Şimdi bir çok kendini bilmez kişi Profesör bu işin hocası o kendisini koruyamıyorsa biz ne yapalım diyecektir. İşte bu noktada karantina tedbirlerinde bir eksiklik olduğu sonucu çıkmaktadır. karantina bölgesi neresi ? Karantina bölgesi tüm hastanedir bu durumda! Tüm hastanede karantina tedbirleri uygulanmazsa yoğun bakımda maske takmak yeterli olmayacaktır. Soyunma odasında virüs olacak, yemekhanede virüs olacak, hocaların odasına giren temizlik personelinde virüs olacak ve hemen hasta etmediği içinde serviste olacak , mahallede olacak, evde olacak. Bu konu bu kadar ciddi boyutta olduğu İtalya, ispanya ve Ameirka örneğinde görülmektedir.

Top yekün her yerde mücadele edilmezse pik hastalık seviyesinde yüzlerce binlerce ölümle karşılaşabiliriz. Şu anda tüm sağlık birimleri özel devlet ayrımı gözetmeksizin karantina blgesi olarak ilan edilmelidir. Giren çıkan herkese dezenfeksiyon kuralları uygulanmalıdır. Hastane girişlerinde mutlaka galoş kullanılmalıdır. 

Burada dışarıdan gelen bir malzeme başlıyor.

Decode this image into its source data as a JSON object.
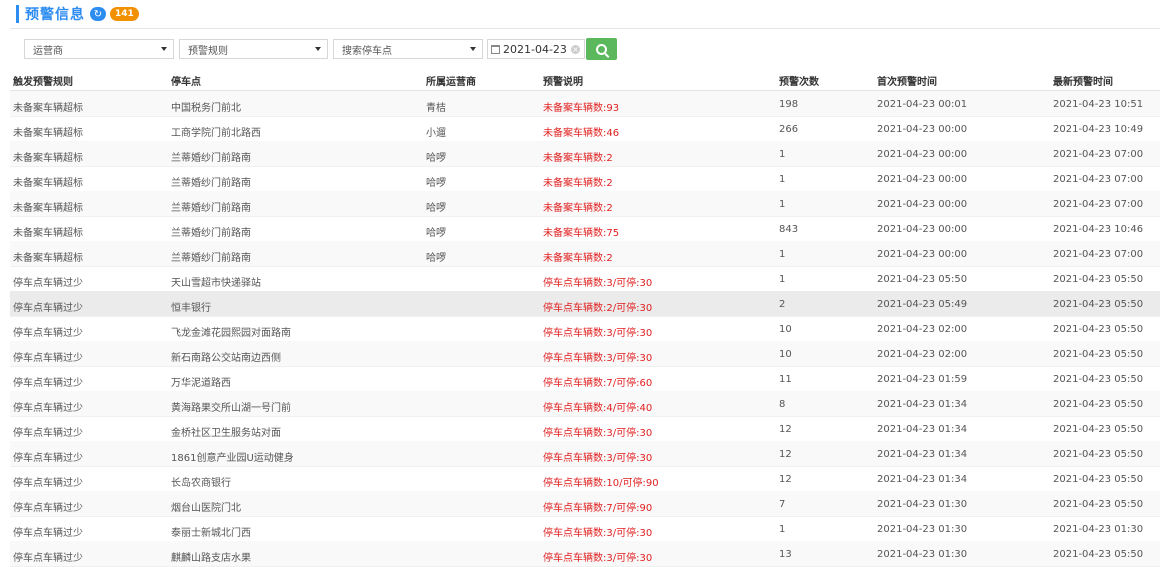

İşyerleri kendilerinin faaliyetlerini sürdürecek şekilde minunmum seviyede personelle dönüşümlü olacak şekilde çalışmalar yürütülmelidir. Çalışanların maaşları kriz süresince eşit olarak bölünmelidir. Kriz atlatıldıktan sonra muhasebesi yapılır. Bu rakam işveren tarafından belirlenmelidir. Minumum seviyede tüm çalışanların ailelerinin giderlerini karşılyacak seviye olmalıdır. Devlet bir rakam açıklarsa aradaki fark işveren tarafından karşılanmalıdır. Tüm yekün bir çalışma olmazsa kalan sağlar bizimdir yaklaşımında bu sözü söyleyen sağ olmayabilir.

Dernek olarak her türlü desteği vereceğimizi tekrar bildirme gereği duyuyor beraber başaracağımızı biliyoruz.